- Born: 17 November 1902 Dublin, Ireland
- Died: 16 December 1973 (aged 71) New York, United States
- Other name: Diarmuid Conor Russell
- Education: Royal College of Science for Ireland, Dublin
- Occupation: Literary agent
- Known for: Literary influence
- Children: William, Pamela

= Diarmuid Russell =

Irish literary agent (1902–1973)

Diarmuid Russell (17 November 1902 – 16 December 1973) was a literary agent and a central figure in the American fiction industry in the second half of the 20th century. He was the agent representing the rights of many of the major writers of the era.

==Early life==
Russell was born in Dublin, Ireland in Coulson Avenue, Rathgar, where his parents lived next door to Maud Gonne. His father, George Russell (Æ) was then the secretary of the Irish Agricultural Organisation Society, and a noted poet and painter at the centre of literary and theosophical and agricultural circles. Æ's 'at homes' on Sunday nights were attended by a mixture of tweedy farmers, poets, artists, socialists and mystics. His mother, Violet North, was a quiet support to all around her; Gonne describes her wearing "a blue overall which matched the colour of her lovely eyes". His father was mentor to William Butler Yeats, or as Diarmuid Russell knew him, 'Uncle Bill', and was the first publisher of James Joyce's short stories.

He graduated from the Royal College of Science for Ireland with a degree in engineering, but went to work for his father, copyediting his magazine The Irish Statesman

==Literary agent==
In the dark year 1929 he left for America. In Chicago he worked in Marshall Field's book department and married Rose Lauder. In 1935 they moved to New York where he was employed in the editorial department of G. P. Putnam's Sons, where he was fired after protesting a contract that disadvantaged an author.

Maxwell Perkins, the editor of F. Scott Fitzgerald and Ernest Hemingway, suggested that Russell set up a literary agency, and introduced him to Henry Volkening. The two young men set up in business together as Russell & Volkening Inc, with Diarmuid Russell as president and Henry Volkening as treasurer.

One of his first letters went out to Eudora Welty, whose short stories he had read and admired. "I suppose you know the parasitic way an agent works taking 10% of the author's takings. He is rather a benevolent parasite because authors as a rule make much more when they have an agent than they do without one." Welty accepted the deal.

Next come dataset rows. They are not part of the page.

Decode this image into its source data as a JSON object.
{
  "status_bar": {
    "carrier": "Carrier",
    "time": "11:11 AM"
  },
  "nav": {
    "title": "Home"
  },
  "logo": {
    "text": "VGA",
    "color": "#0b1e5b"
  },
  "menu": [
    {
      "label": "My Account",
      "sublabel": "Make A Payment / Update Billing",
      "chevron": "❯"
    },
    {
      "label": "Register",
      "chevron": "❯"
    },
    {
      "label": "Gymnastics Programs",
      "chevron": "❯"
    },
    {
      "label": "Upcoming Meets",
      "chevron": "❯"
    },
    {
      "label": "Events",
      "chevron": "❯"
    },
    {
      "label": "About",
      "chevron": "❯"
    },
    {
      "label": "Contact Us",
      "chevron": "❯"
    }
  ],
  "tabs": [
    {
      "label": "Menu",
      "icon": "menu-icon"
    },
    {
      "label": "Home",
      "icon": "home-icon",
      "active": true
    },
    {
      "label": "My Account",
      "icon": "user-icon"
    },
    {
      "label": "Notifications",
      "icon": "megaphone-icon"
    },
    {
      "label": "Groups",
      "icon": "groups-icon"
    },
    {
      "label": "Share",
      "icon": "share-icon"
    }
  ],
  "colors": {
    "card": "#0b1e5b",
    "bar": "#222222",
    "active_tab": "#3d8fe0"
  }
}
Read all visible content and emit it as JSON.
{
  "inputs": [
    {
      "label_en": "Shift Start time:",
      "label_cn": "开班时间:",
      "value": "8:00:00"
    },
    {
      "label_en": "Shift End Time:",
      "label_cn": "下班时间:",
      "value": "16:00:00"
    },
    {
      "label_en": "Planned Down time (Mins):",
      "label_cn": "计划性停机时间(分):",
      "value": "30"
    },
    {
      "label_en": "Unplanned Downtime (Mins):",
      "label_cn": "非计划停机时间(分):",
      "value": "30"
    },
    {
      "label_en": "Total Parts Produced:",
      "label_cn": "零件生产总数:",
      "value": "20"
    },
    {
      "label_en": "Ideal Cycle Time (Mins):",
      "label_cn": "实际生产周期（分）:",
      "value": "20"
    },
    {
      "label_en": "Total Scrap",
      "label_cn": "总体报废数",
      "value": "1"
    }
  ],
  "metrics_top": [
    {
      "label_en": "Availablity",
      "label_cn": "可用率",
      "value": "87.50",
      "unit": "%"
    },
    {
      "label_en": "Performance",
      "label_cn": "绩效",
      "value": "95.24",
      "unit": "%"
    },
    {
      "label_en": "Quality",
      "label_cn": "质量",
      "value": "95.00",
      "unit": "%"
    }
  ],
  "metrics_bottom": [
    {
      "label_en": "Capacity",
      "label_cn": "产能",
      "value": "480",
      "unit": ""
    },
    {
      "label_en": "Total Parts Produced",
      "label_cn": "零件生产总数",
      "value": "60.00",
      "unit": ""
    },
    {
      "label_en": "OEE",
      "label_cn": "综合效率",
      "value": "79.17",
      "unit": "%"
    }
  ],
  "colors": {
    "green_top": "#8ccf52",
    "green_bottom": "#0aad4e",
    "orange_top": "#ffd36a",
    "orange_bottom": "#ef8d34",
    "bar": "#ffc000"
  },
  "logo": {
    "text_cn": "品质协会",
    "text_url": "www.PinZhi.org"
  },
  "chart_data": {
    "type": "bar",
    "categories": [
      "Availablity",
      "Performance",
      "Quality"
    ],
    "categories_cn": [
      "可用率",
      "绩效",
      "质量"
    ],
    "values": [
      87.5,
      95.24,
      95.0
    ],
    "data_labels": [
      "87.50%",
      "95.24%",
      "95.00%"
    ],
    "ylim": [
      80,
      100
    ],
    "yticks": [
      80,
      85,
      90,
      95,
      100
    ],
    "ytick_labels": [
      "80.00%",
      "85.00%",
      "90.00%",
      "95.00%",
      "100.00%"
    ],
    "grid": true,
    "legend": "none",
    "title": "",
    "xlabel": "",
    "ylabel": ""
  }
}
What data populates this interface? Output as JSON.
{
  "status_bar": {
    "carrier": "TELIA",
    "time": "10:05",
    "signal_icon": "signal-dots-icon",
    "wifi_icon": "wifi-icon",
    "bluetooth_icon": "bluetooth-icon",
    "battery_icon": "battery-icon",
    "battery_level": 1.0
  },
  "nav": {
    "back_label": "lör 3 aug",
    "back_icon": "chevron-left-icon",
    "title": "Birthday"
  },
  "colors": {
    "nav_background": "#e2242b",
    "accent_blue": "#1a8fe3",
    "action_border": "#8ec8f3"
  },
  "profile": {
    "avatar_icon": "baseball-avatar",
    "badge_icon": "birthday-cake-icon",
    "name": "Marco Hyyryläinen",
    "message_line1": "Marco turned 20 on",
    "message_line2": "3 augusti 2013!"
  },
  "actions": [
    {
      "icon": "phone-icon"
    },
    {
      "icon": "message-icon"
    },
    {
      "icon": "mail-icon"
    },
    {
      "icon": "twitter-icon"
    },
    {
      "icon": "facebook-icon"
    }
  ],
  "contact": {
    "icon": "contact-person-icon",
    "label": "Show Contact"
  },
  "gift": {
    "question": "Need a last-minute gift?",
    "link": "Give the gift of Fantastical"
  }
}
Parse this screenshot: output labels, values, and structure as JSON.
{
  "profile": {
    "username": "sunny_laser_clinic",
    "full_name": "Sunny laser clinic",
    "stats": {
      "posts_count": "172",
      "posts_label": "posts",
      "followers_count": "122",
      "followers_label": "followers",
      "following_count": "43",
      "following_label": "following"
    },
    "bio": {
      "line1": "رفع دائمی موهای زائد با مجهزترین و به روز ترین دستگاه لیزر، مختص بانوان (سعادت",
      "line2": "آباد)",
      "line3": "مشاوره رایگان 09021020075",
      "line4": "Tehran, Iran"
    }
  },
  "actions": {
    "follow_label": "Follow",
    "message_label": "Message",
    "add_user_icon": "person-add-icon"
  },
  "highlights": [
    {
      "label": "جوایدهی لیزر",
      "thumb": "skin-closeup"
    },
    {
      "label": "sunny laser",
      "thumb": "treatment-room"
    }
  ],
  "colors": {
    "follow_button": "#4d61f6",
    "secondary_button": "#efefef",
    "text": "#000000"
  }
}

In December he sold his first of her stories to The Atlantic for $200, and made $20 for his six months' work.

His association with Welty was a lifetime friendship. He proceeded to pick up other clients, the agency representing Bernard Malamud, Anne Tyler, George Plimpton, Barbara Tuchman, Saul Bellow, Nadine Gordimer and many others.

Walt Disney had spent twenty years trying to persuade PL Travers, the author of the Mary Poppins children's book series, to sell him the rights for a film. Russell persuaded Travers - who had been a close friend and devotee of Æ - to trust Disney and sell him the rights.

Before his death, Russell and Volkening sold the agency, which is now part of the Massie, McQuilkin and Altman (MMQ&A) literary agency.

Russell was a gardener and a lover of all growing things. He led the fund-raising for the New York Botanical Garden the publication of Wildflowers of the United States. He served as secretary of the National Committee for the Wild Flowers of the United States, established to raise funds for the books.

As a writer, he collected favourite stories in The Portable Irish Reader (Viking 1946), and edited Selected Prose of George Bernard Shaw (Dodd Mead 1952).

==Personal life==
Diarmuid Russell married Rose Lauder, and they had two children, William and Pamela.